Minority parties in Taiwan and Hong Kong face the remnants of a Leninist past and increasingly powerful conglomerates and vested interests, which bodes ill for democracy and good governanceAmid a growing sense of disenfranchisement, young people in Taiwan and Hong Kong are increasingly angry and want their governments to pay more attention to them, two panelists told a conference on democracy building in Taipei yesterday.
Speaking during a panel on majority and minority rights in government at the “Democracy Building in Interesting Times” conference organized by the Taiwan Foundation for Democracy, the Heritage Foundation and Institute for National Policy Research, Alan Leong (梁家傑), a pro-democracy activist and one-time contender for the post of Hong Kong chief executive, said that while about 60 percent of people in Hong Kong support full democracy, its advocates remain the minority in the Legislative Council.

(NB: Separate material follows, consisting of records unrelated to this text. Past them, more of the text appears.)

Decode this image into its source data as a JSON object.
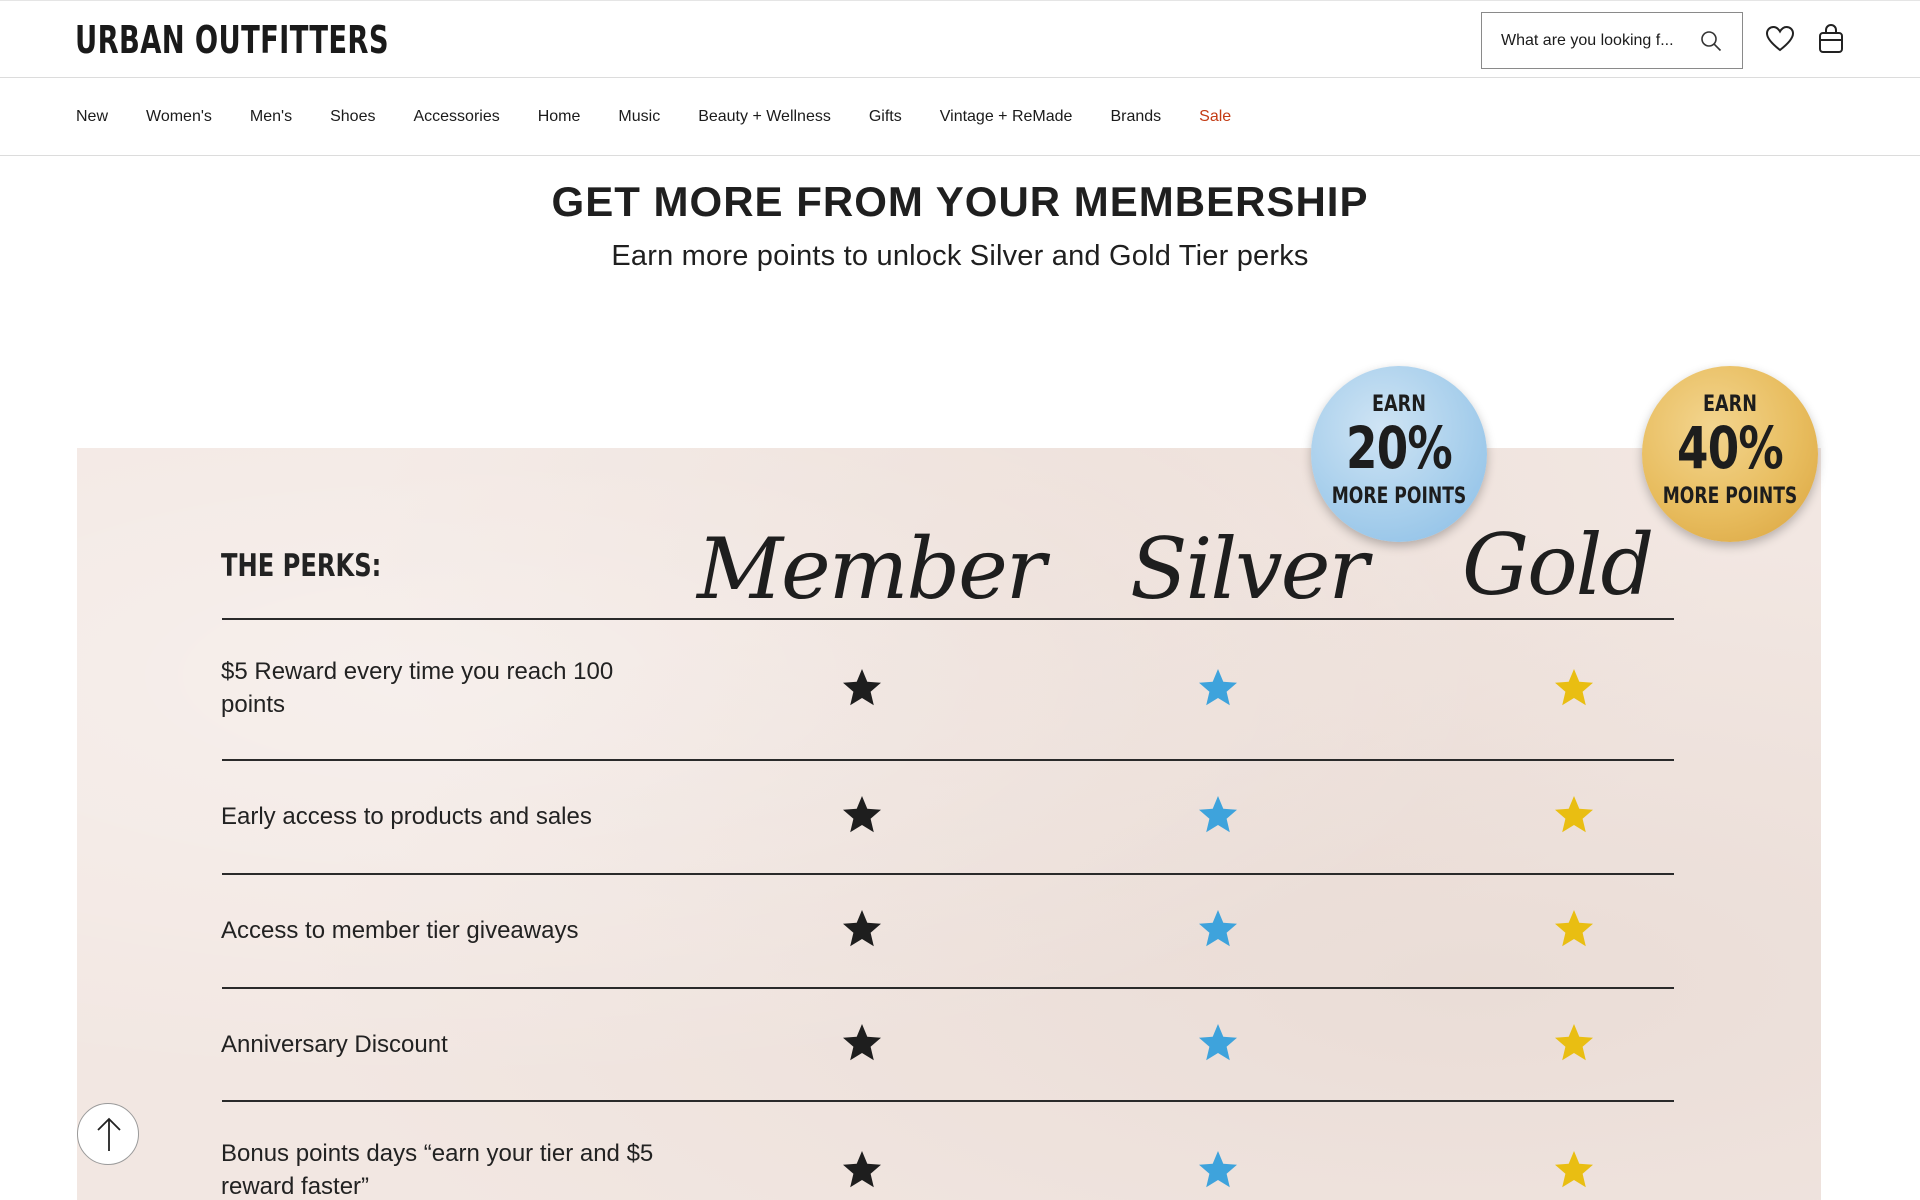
{
  "header": {
    "logo_text": "URBAN OUTFITTERS",
    "search_placeholder": "What are you looking f...",
    "icons": [
      "search-icon",
      "heart-icon",
      "shopping-bag-icon"
    ]
  },
  "nav": {
    "items": [
      {
        "label": "New"
      },
      {
        "label": "Women's"
      },
      {
        "label": "Men's"
      },
      {
        "label": "Shoes"
      },
      {
        "label": "Accessories"
      },
      {
        "label": "Home"
      },
      {
        "label": "Music"
      },
      {
        "label": "Beauty + Wellness"
      },
      {
        "label": "Gifts"
      },
      {
        "label": "Vintage + ReMade"
      },
      {
        "label": "Brands"
      },
      {
        "label": "Sale"
      }
    ],
    "sale_color": "#c33b14"
  },
  "hero": {
    "title": "GET MORE FROM YOUR MEMBERSHIP",
    "subtitle": "Earn more points to unlock Silver and Gold Tier perks"
  },
  "perks": {
    "heading": "THE PERKS:",
    "tiers": [
      {
        "name": "Member",
        "star_color": "#1e1e1e"
      },
      {
        "name": "Silver",
        "star_color": "#3ea3dc"
      },
      {
        "name": "Gold",
        "star_color": "#e9be12"
      }
    ],
    "badges": [
      {
        "line1": "EARN",
        "line2": "20%",
        "line3": "MORE POINTS"
      },
      {
        "line1": "EARN",
        "line2": "40%",
        "line3": "MORE POINTS"
      }
    ],
    "rows": [
      {
        "label": "$5 Reward every time you reach 100 points"
      },
      {
        "label": "Early access to products and sales"
      },
      {
        "label": "Access to member tier giveaways"
      },
      {
        "label": "Anniversary Discount"
      },
      {
        "label": "Bonus points days “earn your tier and $5 reward faster”"
      }
    ]
  },
  "controls": {
    "scroll_top_icon": "arrow-up-icon"
  }
}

“Functional constituencies” representing the interests of conglomerates, big business and other small groups, as well as interference by Beijing, ensure that these legislators are forever in the opposition, said Leong, leader of the Civic Party.
That system, he said, gives those “vested powers” de facto veto powers and ensures that the “fruits of economic success” are not shared evenly and remain in the hands of the few.
Leong also said that in light of the proposed electoral models for the elections of chief executive and the Legislative Council in 2017 and 2020 respectively, “there is practically no way that Hong Kong can see universal and equal suffrage” applied during the vote.
Speaking of the deficiencies in the system, Leong said: “It is indeed a coincidence that the Hong Kong people comes to expect so much from the opposition parties in a system where the opposition is supposed to be irrelevant and ineffective.”
“This is not what the designer of our political system had in mind,” he said.
My article, published today in the
Taipei Times, continues
here.
The end of this article stemmed from a question — admittedly a loaded one — that I asked Mr. Leong, in that I prompted him to talk about identity. Unexpectedly, this engendered a response that included the contention that Taiwan is part of China, which to me confirmed yet again that even democracy activists in China and Hong Kong cannot necessarily be counted on to be supporters of Taiwan independence. Experiences can be shared, the desire for democracy can be common, but self-determination and the rights of minority, as Chinese academic Wang Lixiong (王力雄) has argued, are not necessarily matters such individuals are willing to support.